Plot
LCDR Charlie Madison (James Garner), USNR, is a cynical and highly efficient adjutant to RADM William Jessup (Melvyn Douglas) in 1944 London. Madison's job as a dog robber is to keep his boss and other high-ranking officers supplied with luxury goods and amiable Englishwomen. He falls in love with a driver from the motor pool, Emily Barham (Julie Andrews), who has lost her husband, brother, and father in the war. Madison's sybaritic, "American" lifestyle amid wartime scarcity both fascinates and disgusts Emily, but she does not want to lose another loved one to war and finds the "practicing coward" Madison irresistible.
Under stress since the death of his wife, Jessup obsesses over the Army and its Air Corps overshadowing the Navy in the forthcoming D-Day invasion. The mentally unstable admiral decides that "The first dead man on Omaha Beach must be a sailor." A film will document the death, and the casualty will be buried in a "Tomb of the Unknown Sailor."
Despite his best efforts to avoid the duty Madison and his gung-ho friend, LCDR "Bus" Cummings (James Coburn), find themselves and a film crew with the combat engineers who will be the first on shore. When Madison tries to retreat to safety, Cummings forces him forward with a pistol. A German shell lands near Madison, making him the first American to die on Omaha Beach. Hundreds of newspaper and magazine covers reprint a photograph of Madison on the shore, making him a martyr.

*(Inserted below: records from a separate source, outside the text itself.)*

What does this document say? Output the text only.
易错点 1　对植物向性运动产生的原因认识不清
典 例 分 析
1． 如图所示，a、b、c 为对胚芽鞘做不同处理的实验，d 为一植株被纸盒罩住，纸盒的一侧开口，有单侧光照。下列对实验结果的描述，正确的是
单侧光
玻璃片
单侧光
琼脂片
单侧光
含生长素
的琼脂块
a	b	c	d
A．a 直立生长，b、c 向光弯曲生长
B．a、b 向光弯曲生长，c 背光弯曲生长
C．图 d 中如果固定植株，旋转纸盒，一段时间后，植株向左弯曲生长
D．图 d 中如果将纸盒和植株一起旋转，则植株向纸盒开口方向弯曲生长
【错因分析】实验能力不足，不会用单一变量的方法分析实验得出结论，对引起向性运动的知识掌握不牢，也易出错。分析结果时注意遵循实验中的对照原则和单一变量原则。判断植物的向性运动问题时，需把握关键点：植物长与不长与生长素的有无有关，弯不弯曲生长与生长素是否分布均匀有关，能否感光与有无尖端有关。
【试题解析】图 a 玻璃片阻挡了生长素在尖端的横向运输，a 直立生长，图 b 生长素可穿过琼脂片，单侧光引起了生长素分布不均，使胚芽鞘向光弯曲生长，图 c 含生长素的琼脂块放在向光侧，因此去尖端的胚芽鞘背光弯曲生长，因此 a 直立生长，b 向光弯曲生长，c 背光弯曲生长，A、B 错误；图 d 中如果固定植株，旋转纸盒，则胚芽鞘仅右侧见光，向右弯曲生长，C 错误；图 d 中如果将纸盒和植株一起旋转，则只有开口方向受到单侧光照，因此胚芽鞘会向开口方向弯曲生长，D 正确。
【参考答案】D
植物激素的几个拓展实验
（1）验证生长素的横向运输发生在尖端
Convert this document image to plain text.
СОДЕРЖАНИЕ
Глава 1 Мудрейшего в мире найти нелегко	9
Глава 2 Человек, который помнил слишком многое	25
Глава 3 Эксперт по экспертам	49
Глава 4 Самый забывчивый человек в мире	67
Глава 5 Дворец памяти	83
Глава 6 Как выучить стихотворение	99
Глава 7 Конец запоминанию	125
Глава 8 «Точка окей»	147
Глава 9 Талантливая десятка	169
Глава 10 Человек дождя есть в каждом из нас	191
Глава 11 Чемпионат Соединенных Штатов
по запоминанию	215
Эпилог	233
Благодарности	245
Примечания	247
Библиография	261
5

Jessup, having recovered from his breakdown, regrets his part in Madison's death but plans to use it in support of the Navy when testifying before a Senate committee in Washington. Losing another man she loves to the war devastates Emily.
Then comes unexpected news: Madison is not dead, but alive and well in an English hospital. A relieved Jessup now plans to show him during the Senate testimony as the heroic "first man on Omaha Beach." Madison, angry about his senseless near-death, uncharacteristically plans to act nobly by telling the world the truth of what happened on the beach, even if it means being imprisoned for cowardice. Emily persuades him to instead choose happiness with her by keeping quiet and accepting his heroic role.
Read more about this topic: The Americanization Of Emily
Famous quotes containing the word plot:
“The westward march has stopped, upon the final plains of the Pacific; and now the plot thickens ... with the change, the pause, the settlement, our people draw into closer groups, stand face to face, to know each other and be known.”
—Woodrow Wilson (18561924)
“We have defined a story as a narrative of events arranged in their time-sequence. A plot is also a narrative of events, the emphasis falling on causality. The king died and then the queen died is a story. The king died, and then the queen died of grief is a plot. The time sequence is preserved, but the sense of causality overshadows it.”
—E.M. (Edward Morgan)
“Ends in themselves, my letters plot no change;
They carry nothing dutiable; they wont
Aspire, astound, establish or estrange.”